I think the biggest problem Rich & I are both having is fear. As you can see since getting pregnant is under both. The fear won’t go away no matter how positive I try to be or how much good news we get. 98% of me is ready to get moving & do something proactive towards getting pregnant. That other 2% has a really loud voice though. I am scared of things working out & getting pregnant again. I think we have been having such a good time as the two of us, I don’t want to loose that either. But I want to have a family as well to have fun with. THIS SUCKS!!!!! I so didn’t feel like this last time. Last time I was chomping at the bit, ready before the 5 month waiting period. This time I have been given an earlier pass & I can’t get out of the line. OK, please someone talk some sense into us!!! Are we being ridiculous & need to quit being chicken shits? Or should we really wait?

Thursday, July 5, 2007

So much to say, so much to say....

I have lots of posts wandering around in my head, but I have too much anger right now to think straight. These are some possible posts to look forward to: (Also this will remind me later what I wanted to say)

WTF are strangers thinking?
How long do we put our life on hold?
Should I let you all vote if we should cycle this month since I can't make up my f*cking mind?
Why can't it be like cabbage patch kids or the stork?
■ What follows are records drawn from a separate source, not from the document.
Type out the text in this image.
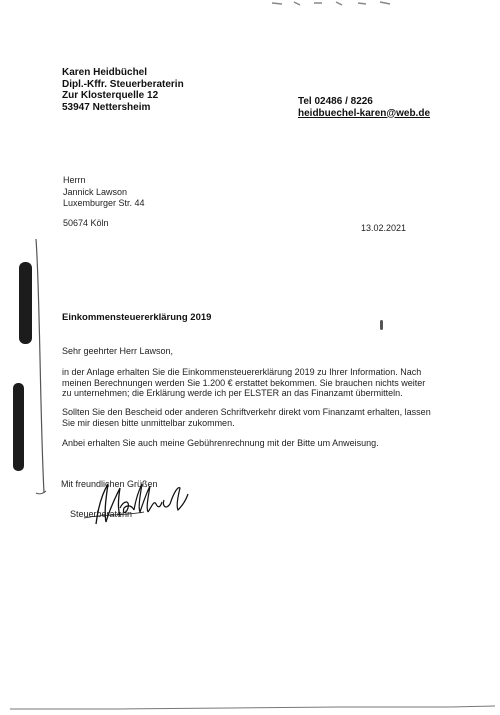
Karen Heidbüchel
Dipl.-Kffr. Steuerberaterin
Zur Klosterquelle 12
53947 Nettersheim	Tel 02486 / 8226
heidbuechel-karen@web.de
Herrn
Jannick Lawson
Luxemburger Str. 44
50674 Köln	13.02.2021
Einkommensteuererklärung 2019
Sehr geehrter Herr Lawson,
in der Anlage erhalten Sie die Einkommensteuererklärung 2019 zu Ihrer Information. Nach
meinen Berechnungen werden Sie 1.200 € erstattet bekommen. Sie brauchen nichts weiter
zu unternehmen; die Erklärung werde ich per ELSTER an das Finanzamt übermitteln.
Sollten Sie den Bescheid oder anderen Schriftverkehr direkt vom Finanzamt erhalten, lassen
Sie mir diesen bitte unmittelbar zukommen.
Anbei erhalten Sie auch meine Gebührenrechnung mit der Bitte um Anweisung.
Mit freundlichen Grüßen
Steuerberaterin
OK I am off to do some appletini shots.

Food science and doctor rant

Time for a new post, what can I talk about? Hmmmmm. I know, let's talk about doctors. Ever since I was a little kid, I always enjoyed going to the dentist, but never wanted to go to the doctor. Why could that be? Most people probably think that is weird, a kid liking the dentist, since a dentist makes you uncomfortable and puts things that don't taste very good in your mouth and doctors make you feel better when you are sick and uncomfortable. Well one, I have a big mouth and two, I have never had a cavity so that might be part of it. But I think I have it figured out and it doesn't have to do with either of the above. We all have to go to the doctor, and some of you work for doctors, so I'm sure everyone can relate to this. Why do they make appointments? My dentist was always on time, and I really like the way my teeth feel after my cleaning visit. I find that new Colgate commercial intriguing, but I doubt it can really live up to the claim of making your mouth feel like you just came from the dentist. That makes me think of something else, who out there is a food or science person that can tell me this? Why after eating a banana does it feel like I have crap stuck all over my teeth? Anyway, the doctor I went to as a kid made appointments but then had a sign-in pad and went in that order of names on the list so getting there at your appointed time and putting your name on the list meant that is when you got in line, not when you were called back. I'm much better about going to the doctor now since she has always been on time for my appointments and has been right on with her diagnosis every time. Pretty much down to the day your symptoms will vanish and you will feel better. I'm very impressed. But, accompanying Jennifer to OB and RE appointments, I have discovered the concept of time my family doctor has is rare. OK, the RE isn't too bad and I really like their policy of canceling the appointment if the patient is late without notifying the office first, and I appreciate a personal touch and taking the time each patient needs, but build that into the schedule, how long have you been practicing, how often do you get to eat lunch or close the office on time? And, when you are the first appointment of the day, what's the excuse then? Lastly, if you are a man, have you ever tried to entertain yourself with the magazines they keep in the waiting room? Do what I do and bring your own.